Kern, Claudia: Sturm - Der verwaiste Thron 1
Eigentlich hätte der siebzehnte Geburtstag von Ana, der
Tochter des Fürsten von Somerstrom, ein Freudentag werden sollen,
doch es kommt ganz anders. Die Nachtschatten, ein Volk von
Gestaltwandlern, verwandelt das Bankett in ein Blutbad. Nur knapp
kommt Ana mit dem Leben davon. Begleitet von ihrem Leibwächter,
einem jungen Mann, den sie kaum kennt und von dem sie nicht weiß, ob
sie ihm vertrauen kann, flieht die Fürstentochter fortan durch ein
Land, das sich als feindseliger und gefährlicher erweist, als sie es
jemals für möglich gehalten hätte.
Doch Ana und ihr Begleiter sind nicht die einzigen, die das Wüten der Angreifer überlebten. Auch Gerit, Anas kleiner Bruder, entgeht dem Massaker. Fortan lebt er im Geheimen an dem Ort, der einst sein zu Hause war und an dem nun die Nachtschatten herrschen.

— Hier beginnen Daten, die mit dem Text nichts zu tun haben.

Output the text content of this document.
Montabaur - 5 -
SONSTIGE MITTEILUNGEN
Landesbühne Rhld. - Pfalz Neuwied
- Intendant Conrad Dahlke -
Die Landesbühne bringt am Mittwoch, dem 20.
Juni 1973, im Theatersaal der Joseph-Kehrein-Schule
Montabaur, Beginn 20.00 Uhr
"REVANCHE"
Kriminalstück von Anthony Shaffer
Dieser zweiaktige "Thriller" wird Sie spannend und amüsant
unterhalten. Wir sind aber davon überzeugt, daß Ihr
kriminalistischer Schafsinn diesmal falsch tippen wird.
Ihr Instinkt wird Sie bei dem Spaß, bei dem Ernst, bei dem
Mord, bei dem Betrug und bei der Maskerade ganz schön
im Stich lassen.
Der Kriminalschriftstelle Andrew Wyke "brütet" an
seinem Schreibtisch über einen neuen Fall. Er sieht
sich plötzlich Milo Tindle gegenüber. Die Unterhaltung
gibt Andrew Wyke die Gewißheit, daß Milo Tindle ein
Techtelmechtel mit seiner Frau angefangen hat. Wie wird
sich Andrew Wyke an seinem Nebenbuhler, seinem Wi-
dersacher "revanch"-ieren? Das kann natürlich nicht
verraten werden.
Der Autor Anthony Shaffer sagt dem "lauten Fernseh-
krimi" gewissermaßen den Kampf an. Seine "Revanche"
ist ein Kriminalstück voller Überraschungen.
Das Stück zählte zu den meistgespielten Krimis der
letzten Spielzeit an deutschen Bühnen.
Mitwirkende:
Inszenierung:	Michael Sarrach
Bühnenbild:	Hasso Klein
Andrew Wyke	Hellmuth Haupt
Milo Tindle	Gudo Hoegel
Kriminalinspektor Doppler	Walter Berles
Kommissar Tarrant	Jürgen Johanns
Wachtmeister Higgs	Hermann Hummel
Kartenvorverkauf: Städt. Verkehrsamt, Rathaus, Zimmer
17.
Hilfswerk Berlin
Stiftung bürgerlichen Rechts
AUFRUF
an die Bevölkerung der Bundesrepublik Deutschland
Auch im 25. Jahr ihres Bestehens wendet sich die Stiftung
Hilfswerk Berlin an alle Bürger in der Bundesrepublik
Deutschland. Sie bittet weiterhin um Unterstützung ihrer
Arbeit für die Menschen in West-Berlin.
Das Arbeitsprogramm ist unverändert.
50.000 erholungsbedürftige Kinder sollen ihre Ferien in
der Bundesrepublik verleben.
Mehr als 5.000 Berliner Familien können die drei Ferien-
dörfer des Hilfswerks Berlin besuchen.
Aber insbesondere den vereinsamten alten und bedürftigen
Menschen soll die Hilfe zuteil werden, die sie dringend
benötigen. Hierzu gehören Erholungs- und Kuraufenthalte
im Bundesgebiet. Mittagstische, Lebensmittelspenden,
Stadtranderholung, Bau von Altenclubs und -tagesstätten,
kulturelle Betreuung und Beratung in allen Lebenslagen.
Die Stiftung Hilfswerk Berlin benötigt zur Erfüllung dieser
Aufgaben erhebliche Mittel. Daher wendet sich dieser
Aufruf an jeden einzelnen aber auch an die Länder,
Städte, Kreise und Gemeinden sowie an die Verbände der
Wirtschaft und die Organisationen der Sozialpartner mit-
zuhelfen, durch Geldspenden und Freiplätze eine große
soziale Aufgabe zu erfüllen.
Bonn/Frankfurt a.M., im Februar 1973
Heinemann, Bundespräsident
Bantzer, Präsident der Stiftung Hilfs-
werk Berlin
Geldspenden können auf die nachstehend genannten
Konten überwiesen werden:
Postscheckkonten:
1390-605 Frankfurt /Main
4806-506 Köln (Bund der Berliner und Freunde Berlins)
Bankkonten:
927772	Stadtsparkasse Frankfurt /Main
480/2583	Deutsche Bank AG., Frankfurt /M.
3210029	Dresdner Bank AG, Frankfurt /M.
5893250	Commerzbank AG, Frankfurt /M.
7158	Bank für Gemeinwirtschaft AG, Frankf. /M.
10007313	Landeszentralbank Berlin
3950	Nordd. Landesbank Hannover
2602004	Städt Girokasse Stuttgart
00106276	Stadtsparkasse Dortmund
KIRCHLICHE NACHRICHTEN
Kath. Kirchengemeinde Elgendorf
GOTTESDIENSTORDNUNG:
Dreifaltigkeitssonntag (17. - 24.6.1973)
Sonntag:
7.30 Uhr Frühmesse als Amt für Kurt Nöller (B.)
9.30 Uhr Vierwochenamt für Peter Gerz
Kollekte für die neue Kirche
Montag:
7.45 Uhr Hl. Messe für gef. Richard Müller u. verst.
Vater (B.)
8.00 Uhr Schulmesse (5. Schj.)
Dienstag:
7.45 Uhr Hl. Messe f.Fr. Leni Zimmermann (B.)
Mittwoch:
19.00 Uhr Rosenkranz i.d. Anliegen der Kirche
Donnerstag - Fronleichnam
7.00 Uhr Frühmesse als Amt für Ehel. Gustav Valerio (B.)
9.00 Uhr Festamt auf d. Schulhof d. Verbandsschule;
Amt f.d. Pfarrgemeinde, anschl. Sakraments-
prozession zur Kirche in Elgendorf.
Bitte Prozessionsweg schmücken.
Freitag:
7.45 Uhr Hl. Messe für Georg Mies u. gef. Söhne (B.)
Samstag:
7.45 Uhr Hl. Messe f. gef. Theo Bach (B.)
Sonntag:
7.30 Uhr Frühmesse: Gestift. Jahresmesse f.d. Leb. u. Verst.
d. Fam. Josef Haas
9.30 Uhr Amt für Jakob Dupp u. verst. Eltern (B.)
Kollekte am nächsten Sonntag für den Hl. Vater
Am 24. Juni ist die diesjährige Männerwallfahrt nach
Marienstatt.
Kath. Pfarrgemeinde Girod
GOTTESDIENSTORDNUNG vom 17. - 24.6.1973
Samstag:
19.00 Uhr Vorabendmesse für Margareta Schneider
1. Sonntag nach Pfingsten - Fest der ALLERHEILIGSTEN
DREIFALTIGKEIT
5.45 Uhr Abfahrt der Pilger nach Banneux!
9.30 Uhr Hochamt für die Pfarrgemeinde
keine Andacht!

Unterdessen erhält Craymorus, ein Lehrling der Meister der westlichen Inseln, einen Auftrag, der sein Leben für immer verändern soll. Einst sorgte ein Nachtschatten dafür, dass er zum Krüppel wurde. Nun soll er, der jahrelang die Geschichte der Menschen und der Gestaltwandler studiert hat, sein Wissen im Kampf gegen die dämonischen Wesen zur Verfügung stellen...
Sturm ist ein
Buch, das mich ein wenig zwiegespalten zurückgelassen hat. Auf der
einen Seite hat Claudia Kern einen fesselnden Roman abgeliefert, der
immer wieder zu überraschen weiß. Andererseits gibt es eine Menge
Aspekte, die mir am Auftaktband ihrer Fantasysaga so gar nicht
gefallen haben.
Um es mir (und euch) einfach zu machen: Hier einfach mal eine kurze Liste mit den wichtigsten Elementen, die mir zugesagt haben bzw. die ich weniger gelungen fand.
Zu den weniger gelungenen Aspekten gehören:
die unaufhörlichen Bemühungen der Autorin, ihre Welt möglichst dreckig und finster erscheinen zu lassen. Ob in den Zitaten, mit denen die einzelnen Kapitel beginnen, oder in der Handlung selber, ständig wird darauf herumgeritten, wie trist und dunkel die Welt und ihre Bewohner doch sind. Dass sich nicht alle paar Seiten eine Figur umbringt, ist eigentlich verwunderlich, hat man doch oft das Gefühl, in der beschriebenen Welt gäbe es keinen Grund, am Leben zu hängen
die kalt und distanziert wirkenden Personen. Bei MX waren die Darstellung von Charakteren und die Entwicklung von Figuren immer die Stärke von Claudia Kern. Das lässt sie in Sturm ein wenig vermissen. Die Protagonisten wirken, mit Ausnahme von Craymorus, allesamt reichlich unterkühlt und bleiben einem beim Lesen fremd. Dass ihre Worte und Taten fast durchweg nur ihre schlechtesten Seiten zum Vorschein bringen, ist auch nicht gerade förderlich.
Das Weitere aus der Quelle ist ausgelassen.